Rocket League‘s free-to-play launch is still on track for a late summer release. When the shift happens, some of the current systems in Rocket League will change, including the way tournaments work. The Tournaments feature will see a major overhaul, where players around the world will be able to join automatically scheduled tournaments each day. This will be labeled “Competitive Tournaments,” a mode aimed at giving Rocket League players the esports experience at home.
Once a Competitive Tournament begins, developer Psyonix will generate 32-team “brackets” based on team skill. Once all initial single rounds are played out, the semi-finals and finals will be best-of-three rounds. Competitive Tournaments are 3v3 at launch and support parties of all sizes, so if you want to queue as a solo player, you can. However, it’s worth bearing in mind that the bracket level will be determined on the highest skilled player. So, if you party up with a diamond rank, you’ll be pitted against another diamond rank team.

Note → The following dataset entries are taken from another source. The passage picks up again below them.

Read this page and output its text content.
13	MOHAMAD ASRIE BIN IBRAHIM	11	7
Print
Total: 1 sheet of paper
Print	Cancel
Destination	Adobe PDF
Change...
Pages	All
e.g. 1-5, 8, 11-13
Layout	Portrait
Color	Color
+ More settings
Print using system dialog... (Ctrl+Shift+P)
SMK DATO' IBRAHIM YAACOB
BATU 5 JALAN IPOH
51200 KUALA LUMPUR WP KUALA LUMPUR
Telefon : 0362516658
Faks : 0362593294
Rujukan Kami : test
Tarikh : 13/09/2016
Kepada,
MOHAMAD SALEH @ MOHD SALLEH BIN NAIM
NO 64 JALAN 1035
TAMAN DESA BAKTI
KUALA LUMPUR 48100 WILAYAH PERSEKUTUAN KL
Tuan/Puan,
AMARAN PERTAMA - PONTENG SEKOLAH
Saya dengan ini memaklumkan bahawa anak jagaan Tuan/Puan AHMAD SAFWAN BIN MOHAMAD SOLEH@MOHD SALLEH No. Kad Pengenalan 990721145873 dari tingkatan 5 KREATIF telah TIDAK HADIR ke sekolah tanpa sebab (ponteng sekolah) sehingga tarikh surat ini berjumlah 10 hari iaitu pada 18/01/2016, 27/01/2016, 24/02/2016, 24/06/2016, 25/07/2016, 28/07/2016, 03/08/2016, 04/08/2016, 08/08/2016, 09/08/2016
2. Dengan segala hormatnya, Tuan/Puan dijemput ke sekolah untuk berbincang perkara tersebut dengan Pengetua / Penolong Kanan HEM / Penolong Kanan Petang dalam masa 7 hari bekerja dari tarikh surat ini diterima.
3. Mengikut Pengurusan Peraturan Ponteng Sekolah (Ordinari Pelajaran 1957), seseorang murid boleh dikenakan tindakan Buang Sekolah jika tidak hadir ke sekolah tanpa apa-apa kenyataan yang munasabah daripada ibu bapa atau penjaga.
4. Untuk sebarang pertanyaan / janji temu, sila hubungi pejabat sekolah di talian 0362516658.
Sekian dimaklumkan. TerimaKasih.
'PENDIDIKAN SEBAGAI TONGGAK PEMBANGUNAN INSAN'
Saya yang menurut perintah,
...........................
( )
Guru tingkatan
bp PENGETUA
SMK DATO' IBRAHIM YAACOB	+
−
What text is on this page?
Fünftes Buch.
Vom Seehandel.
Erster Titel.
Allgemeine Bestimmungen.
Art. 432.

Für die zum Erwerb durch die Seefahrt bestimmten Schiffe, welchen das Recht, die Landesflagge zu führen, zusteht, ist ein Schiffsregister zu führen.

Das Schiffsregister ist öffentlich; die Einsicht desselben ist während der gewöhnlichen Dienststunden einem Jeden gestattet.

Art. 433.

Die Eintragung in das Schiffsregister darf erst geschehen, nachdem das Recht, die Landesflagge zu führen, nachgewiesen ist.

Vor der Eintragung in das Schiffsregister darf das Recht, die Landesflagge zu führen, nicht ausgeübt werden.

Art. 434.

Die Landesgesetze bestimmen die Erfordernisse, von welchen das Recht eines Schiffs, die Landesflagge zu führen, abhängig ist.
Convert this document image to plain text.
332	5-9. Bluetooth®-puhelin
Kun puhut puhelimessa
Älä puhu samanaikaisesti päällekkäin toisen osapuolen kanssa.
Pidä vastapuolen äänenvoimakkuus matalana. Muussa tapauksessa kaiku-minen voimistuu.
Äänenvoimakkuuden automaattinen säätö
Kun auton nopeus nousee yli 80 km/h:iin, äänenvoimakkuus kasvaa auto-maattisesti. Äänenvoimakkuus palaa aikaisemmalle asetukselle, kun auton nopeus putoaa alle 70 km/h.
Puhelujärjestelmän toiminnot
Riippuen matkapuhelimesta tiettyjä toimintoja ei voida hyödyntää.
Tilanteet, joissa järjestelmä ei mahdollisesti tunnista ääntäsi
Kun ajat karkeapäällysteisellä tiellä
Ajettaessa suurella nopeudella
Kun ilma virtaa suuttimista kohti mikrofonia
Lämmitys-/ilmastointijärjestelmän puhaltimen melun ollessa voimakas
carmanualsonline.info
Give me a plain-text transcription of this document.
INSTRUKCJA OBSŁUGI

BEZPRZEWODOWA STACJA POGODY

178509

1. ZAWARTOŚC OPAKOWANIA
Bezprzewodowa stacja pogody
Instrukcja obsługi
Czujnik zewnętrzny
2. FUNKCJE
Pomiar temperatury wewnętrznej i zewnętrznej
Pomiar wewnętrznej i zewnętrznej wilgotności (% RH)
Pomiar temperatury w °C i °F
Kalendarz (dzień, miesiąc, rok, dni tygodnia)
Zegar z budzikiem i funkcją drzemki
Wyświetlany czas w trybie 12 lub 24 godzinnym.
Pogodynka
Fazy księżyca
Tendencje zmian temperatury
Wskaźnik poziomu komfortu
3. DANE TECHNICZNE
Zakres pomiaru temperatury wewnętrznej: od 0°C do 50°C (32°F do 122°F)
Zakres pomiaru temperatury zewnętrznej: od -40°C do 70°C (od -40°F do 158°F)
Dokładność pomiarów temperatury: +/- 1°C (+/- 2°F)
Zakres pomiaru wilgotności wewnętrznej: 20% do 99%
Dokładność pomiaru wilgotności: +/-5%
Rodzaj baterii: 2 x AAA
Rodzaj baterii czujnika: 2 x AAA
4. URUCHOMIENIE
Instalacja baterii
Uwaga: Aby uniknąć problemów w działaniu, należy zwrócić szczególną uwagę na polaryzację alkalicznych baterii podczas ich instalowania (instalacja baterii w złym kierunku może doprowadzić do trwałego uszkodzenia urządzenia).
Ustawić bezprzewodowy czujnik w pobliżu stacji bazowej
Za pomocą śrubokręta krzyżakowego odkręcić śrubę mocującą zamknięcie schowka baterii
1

Higher rank, better rewards
That may not be such a bad thing though. The higher the bracket level, the better the reward. For instance, strong Silver-ranked players could earn more Tournament Credits if they get placed in a Gold-rank tournament, but their competition will be tougher. The Tournament Credits reward is the same for all three team members though, regardless of individual level. Tournament Credits can then be redeemed for in-game items like wheels, animated decals, and goal explosions.
Just refrain from quitting a tournament early. Quitting early results in a 15-minute matchmaking ban and a 3-hour tournament ban, initially. If you continue to abandon tournaments early, this penalty will escalate in stages. Firstly, a 24-hour tournament ban, then a 7-day tournament ban with a 24-hour matchmaking ban in severe cases.
Free-to-play Rocket League will release later this summer, alongside revamped tournaments.